If an investor would have exited the market on March 13 of 2020, the day President Trump declared COVID-19 a national emergency, they would have locked in negative returns of -15.7 percent for 2020, based on the S&P 500 Index.*
However, an investor who remained fully invested throughout 2020 would have realized returns of more than 5.6 percent year-to-date through Sept. 30, based on the same index.**
In 2020, tax planning has been of paramount importance. As the possibility for a shift to Democratic leadership on the national stage may occur both in the White House and in the Senate, the possibility also exists that leadership may increase both income and estate taxes.

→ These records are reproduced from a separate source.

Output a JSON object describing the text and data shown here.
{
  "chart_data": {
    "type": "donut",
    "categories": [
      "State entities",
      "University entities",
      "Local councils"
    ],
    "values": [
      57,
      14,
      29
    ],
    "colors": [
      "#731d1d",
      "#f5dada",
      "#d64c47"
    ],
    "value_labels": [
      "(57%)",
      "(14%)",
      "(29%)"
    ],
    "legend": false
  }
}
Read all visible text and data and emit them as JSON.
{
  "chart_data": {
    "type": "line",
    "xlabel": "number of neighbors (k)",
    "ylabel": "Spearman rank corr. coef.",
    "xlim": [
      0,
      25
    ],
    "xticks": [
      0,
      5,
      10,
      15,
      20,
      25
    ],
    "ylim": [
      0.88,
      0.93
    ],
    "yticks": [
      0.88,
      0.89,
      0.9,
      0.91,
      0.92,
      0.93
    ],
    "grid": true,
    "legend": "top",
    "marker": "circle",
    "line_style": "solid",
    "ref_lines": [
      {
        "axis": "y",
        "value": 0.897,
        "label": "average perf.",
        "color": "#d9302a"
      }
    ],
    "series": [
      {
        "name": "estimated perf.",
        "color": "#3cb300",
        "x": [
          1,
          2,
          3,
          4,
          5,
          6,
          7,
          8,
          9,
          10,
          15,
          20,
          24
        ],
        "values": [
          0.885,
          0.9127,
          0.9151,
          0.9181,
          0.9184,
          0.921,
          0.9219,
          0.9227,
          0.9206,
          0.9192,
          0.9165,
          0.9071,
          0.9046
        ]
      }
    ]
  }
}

However, regardless of which party prevails in leadership during the 2020 election, taxes are likely to increase over the next few years, in part to manage the extraordinary government spending that has taken place this year to help businesses and individuals navigate the economic shortfall from managing the pandemic.
End of Year
As we continue marching toward the end of 2020 (thank goodness!), we encourage you to move forward with a sense of calm. While we may see some short-term market volatility because of these world-changing events, the market typically rewards investors with a long-term viewpoint.
*Year-to-date return through March 13, 2020 represents total return of the S&P 500 Index per Bloomberg for dates 12/31/2019 through 3/13/2020.
**Year-to-date return through September 30, 2020 represents total return of the S&P 500 Index per Bloomberg for dates 12/31/2019 through 9/30/2020.